I am reviving my long-dormant blog to post this brief commentary that I gave at church this morning in honor of Mother's Day. Lots of shout-outs in here to some very special women (not identified by name, but you know who you are).
*** Good morning, and Happy Mother’s Day. It’s such an honor to have this opportunity to talk to you about what this day means to me. I’ve had a great day so far: my husband made me breakfast, and my children made me cards. We sent cards to my mom and my mother-in-law, who are both wonderfully loving and caring, and have always set a fine example for me of all that a mother should be. So this morning, my heart is full. Motherhood has been a tremendous, life-changing blessing for me.
And yet, Mother’s Day is not quite that simple. For many of us, this day evokes complicated feelings. I am also thinking of a friend whose beloved mother is battling cancer, and of another who struggled with infertility for a long time. I’m thinking of several friends who have lost children before they had a chance to grow up. I’m thinking about my friend who is a single mother, raising her little boy on her own, who probably had to make her own breakfast this morning. Then, there are the children whose mothers - my friends - have passed away, and how much they are missing their moms.

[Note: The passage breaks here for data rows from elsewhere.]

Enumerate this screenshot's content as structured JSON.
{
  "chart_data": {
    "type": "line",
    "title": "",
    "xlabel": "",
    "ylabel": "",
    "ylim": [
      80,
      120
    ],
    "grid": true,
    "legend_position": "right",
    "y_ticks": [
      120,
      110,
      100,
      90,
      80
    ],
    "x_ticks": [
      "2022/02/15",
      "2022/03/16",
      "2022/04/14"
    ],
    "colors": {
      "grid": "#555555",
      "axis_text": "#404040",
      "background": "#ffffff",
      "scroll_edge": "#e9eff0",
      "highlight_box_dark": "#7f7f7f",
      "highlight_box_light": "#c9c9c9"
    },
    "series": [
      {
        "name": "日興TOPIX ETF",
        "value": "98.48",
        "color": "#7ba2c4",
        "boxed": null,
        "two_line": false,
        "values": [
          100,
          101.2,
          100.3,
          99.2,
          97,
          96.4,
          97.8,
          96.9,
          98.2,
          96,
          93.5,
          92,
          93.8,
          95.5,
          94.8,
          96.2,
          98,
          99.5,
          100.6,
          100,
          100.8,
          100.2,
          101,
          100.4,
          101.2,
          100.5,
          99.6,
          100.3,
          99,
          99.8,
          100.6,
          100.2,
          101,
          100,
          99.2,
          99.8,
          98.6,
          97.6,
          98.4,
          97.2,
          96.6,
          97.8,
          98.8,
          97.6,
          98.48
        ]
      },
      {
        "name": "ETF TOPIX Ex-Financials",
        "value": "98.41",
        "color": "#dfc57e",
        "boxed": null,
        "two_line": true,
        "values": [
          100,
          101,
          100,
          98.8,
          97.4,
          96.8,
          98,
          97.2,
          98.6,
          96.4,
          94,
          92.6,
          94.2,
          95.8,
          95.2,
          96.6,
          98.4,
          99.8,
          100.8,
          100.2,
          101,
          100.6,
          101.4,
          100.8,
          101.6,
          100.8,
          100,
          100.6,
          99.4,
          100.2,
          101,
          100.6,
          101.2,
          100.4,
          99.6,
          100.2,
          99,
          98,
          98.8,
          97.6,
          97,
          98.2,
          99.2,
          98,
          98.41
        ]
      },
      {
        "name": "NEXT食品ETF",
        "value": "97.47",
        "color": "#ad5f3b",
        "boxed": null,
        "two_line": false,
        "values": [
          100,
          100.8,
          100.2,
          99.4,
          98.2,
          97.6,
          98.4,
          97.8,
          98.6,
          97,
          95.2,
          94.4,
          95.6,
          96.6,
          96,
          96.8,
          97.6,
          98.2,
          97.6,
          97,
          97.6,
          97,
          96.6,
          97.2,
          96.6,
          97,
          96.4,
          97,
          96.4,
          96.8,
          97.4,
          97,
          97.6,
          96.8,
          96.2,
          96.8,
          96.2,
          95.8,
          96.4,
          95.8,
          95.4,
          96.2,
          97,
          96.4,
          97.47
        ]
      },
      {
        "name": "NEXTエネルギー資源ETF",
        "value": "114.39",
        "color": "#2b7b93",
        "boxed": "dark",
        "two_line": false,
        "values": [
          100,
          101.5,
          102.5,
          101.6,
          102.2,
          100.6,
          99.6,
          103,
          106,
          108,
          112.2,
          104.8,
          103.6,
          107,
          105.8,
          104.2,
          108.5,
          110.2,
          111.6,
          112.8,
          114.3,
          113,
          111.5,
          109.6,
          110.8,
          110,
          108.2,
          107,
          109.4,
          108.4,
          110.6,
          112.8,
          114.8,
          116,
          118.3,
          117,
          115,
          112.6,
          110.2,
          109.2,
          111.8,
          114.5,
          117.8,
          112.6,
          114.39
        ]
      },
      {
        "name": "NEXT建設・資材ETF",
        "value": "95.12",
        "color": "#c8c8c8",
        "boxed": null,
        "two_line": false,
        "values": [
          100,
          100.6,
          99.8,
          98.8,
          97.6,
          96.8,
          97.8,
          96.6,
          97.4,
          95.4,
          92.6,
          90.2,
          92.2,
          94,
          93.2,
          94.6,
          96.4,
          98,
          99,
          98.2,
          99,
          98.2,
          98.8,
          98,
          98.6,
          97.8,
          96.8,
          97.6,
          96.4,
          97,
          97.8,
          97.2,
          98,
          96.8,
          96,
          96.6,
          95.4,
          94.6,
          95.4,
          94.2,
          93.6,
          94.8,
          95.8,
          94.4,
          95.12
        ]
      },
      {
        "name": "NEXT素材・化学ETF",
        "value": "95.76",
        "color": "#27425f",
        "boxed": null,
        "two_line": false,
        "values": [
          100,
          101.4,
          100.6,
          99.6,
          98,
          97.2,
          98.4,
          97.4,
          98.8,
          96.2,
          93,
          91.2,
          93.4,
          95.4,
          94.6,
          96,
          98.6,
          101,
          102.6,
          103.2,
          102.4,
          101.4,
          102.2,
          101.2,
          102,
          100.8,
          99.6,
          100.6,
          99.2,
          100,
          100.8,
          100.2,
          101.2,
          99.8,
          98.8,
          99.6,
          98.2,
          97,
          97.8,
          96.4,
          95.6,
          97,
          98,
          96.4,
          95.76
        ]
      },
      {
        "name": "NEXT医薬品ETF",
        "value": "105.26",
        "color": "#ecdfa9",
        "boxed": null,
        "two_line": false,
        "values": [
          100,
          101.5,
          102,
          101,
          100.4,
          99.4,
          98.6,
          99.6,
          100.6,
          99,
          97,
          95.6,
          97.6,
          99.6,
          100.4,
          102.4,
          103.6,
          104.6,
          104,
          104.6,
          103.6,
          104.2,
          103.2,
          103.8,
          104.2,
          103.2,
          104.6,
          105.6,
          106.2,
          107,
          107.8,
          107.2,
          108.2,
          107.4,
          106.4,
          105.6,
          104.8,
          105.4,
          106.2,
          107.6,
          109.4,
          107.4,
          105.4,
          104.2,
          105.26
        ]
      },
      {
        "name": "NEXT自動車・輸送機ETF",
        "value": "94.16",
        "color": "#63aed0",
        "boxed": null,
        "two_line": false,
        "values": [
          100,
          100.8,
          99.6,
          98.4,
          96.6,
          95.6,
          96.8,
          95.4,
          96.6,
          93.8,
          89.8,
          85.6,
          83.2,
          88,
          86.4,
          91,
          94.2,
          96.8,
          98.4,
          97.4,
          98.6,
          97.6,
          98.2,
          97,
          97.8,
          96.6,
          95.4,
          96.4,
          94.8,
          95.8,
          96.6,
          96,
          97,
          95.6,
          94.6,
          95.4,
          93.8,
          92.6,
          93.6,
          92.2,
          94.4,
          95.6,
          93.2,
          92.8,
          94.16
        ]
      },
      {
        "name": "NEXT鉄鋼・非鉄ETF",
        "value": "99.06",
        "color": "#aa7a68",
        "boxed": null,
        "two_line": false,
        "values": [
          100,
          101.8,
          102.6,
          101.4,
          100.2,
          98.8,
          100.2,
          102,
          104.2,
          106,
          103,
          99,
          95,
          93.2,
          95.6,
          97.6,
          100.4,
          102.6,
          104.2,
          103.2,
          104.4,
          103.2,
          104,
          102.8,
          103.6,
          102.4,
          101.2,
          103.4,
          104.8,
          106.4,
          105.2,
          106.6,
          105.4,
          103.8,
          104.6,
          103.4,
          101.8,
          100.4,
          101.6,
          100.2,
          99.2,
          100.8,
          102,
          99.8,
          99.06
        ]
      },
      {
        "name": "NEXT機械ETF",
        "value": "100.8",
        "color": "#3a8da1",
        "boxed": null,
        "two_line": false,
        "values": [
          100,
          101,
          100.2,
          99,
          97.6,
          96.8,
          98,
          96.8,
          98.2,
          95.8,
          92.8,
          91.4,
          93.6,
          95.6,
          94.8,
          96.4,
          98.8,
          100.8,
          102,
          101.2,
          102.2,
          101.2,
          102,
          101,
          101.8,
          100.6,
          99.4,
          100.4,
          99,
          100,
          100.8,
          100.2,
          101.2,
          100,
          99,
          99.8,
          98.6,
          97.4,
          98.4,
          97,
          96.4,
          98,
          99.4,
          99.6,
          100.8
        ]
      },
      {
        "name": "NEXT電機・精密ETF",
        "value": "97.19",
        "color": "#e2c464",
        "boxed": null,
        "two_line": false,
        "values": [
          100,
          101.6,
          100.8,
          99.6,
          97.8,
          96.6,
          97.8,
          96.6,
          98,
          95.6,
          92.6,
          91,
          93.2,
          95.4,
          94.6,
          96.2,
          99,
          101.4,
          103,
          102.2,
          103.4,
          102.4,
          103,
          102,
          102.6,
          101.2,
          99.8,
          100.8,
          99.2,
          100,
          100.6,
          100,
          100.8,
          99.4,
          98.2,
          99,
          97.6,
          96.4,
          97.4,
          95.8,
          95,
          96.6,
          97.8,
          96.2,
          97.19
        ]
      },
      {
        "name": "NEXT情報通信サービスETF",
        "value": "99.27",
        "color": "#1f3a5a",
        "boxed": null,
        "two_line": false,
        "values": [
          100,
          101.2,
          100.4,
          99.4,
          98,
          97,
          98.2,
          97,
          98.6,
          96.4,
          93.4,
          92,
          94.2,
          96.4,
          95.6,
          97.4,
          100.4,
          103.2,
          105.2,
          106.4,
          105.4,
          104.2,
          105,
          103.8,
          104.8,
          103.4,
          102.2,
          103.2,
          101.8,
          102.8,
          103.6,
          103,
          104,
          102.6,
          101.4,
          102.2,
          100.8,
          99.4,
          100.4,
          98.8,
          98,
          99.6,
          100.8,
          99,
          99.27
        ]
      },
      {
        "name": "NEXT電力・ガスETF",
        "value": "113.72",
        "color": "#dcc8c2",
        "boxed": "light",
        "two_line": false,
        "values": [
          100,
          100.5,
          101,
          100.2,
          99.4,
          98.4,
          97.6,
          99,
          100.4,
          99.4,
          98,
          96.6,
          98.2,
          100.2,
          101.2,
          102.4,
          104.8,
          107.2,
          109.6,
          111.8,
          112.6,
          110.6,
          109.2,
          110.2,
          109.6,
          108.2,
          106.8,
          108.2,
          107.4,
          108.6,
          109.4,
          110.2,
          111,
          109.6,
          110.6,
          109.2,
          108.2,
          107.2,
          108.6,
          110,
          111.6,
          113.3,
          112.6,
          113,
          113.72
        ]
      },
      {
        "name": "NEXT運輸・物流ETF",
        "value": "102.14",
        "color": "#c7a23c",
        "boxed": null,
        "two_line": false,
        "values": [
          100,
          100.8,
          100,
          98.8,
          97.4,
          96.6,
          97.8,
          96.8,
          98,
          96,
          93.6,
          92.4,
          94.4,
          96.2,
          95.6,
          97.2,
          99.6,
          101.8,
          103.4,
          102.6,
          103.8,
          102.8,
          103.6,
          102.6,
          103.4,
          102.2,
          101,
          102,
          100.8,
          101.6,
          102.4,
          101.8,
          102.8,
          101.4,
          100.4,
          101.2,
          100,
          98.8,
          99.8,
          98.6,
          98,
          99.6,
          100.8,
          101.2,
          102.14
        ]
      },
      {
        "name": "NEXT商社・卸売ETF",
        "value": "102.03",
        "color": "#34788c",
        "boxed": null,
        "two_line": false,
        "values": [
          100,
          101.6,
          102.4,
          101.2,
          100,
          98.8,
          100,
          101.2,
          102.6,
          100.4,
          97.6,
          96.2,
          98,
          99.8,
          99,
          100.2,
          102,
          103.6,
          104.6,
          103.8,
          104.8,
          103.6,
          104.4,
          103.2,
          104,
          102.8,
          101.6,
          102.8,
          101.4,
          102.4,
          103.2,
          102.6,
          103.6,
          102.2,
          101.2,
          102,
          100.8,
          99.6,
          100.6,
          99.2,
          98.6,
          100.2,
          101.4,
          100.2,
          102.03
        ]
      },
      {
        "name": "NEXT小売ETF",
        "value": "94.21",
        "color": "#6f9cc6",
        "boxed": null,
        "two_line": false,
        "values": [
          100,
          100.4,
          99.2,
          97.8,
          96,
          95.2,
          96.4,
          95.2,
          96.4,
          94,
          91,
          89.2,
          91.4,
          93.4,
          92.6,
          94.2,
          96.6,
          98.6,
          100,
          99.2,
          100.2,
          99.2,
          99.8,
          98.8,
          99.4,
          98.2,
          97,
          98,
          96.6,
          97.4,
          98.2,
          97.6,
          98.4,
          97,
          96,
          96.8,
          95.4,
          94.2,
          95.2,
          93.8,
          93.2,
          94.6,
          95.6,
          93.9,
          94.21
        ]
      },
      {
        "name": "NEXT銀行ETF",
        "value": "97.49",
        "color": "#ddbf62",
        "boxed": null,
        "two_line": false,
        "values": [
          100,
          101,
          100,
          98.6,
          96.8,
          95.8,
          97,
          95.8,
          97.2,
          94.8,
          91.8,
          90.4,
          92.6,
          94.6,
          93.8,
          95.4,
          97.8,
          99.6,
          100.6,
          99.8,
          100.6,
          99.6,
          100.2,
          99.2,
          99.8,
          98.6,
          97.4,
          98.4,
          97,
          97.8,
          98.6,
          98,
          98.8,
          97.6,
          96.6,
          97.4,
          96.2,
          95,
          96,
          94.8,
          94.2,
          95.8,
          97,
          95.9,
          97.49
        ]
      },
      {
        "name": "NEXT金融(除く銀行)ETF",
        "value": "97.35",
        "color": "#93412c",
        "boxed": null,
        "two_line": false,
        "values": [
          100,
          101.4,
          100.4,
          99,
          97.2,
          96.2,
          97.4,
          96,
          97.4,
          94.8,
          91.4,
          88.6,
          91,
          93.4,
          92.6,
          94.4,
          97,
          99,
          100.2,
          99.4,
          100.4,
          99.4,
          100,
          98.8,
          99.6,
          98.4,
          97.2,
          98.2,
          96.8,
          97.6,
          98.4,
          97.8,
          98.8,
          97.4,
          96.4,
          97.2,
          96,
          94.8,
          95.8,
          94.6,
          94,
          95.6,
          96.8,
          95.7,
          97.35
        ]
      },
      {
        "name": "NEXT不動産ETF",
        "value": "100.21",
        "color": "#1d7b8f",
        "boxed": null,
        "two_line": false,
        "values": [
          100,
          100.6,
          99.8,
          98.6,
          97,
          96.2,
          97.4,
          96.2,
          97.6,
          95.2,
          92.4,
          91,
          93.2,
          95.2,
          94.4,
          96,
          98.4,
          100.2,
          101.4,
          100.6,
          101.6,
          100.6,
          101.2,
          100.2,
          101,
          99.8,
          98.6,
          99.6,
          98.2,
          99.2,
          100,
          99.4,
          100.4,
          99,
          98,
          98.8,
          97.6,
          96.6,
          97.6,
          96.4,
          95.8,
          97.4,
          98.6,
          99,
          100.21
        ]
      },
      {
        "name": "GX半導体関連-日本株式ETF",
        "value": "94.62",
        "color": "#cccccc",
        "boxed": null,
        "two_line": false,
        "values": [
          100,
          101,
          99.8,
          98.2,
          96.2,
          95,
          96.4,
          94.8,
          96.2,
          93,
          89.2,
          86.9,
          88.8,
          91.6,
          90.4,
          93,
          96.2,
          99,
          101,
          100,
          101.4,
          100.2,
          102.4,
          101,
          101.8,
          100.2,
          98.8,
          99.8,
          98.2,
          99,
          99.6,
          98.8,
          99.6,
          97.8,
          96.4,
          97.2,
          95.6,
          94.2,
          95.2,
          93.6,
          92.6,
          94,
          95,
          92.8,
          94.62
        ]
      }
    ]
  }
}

So, to me Mother’s Day is complicated, perhaps especially because I view it through the lens of my faith. As a Christian, I believe that we are all called to demonstrate selfless love throughout our lives, and my experience of motherhood has been a crash course in that department. I often reflect not only on the sacrifice that Christ made for us, and how patiently he taught us the ways of love, but also of his mother, and the exquisite joy and pain she experienced. My faith has given me strength, courage, and inspiration along this wonderful, yet challenging, journey of motherhood.
But Christianity also calls us to greater compassion. And so, even as I want to celebrate all of the goodness and beauty and joy that comes from motherhood, and praise mothers for their steadfast, unconditional love, I am also very aware of those who are suffering today, and thinking about the many ways that all Christians are called to show motherly love to each other.
I’m reminded of a quote from one of my favorite authors and bloggers, Glennon Melton: “There’s no such thing as other people’s children.” She and several other authors have formed the Compassion Collective, and they are working fervently to help with the refugee crisis in Europe, literally saving children’s lives every day. In a sense, they are extending a motherly love to strangers on another continent, trying to feed them, clothe them, shelter them, heal them. Similarly, there are countless women like my youngest sister, a school counselor, who care for children all day long, shouldering those burdens after they leave work, even though they have no children of their own.
I suspect that Mother’s Day is such an intensely emotional day for us because it is essentially about that which matters most to us humans: love. It is about the profound love that is shared between a mother and child, or the aching that comes from losing that bond. It hits us at our most tender spot, and shines the spotlight on one of the most significant and influential relationships in our lives.
But just as our Christian faith encompasses the boundless joy of God’s unconditional love along with the pain of Christ’s suffering, so too does Mother’s Day encompass the heights of love and the depths of loss. We can hold all of these feelings together in our hands without diminishing any of them: they coexist, today and always.
I want to finish by sincerely wishing a Happy Mother’s Day to all of the moms who are here today -- you deserve to be spoiled! And to those who are hurting today, I also want to extend an empathetic hug to you -- because you deserve compassion. And to all of us, I say: let’s celebrate Mother’s Day by pouring our love out on the world -- because the world needs it.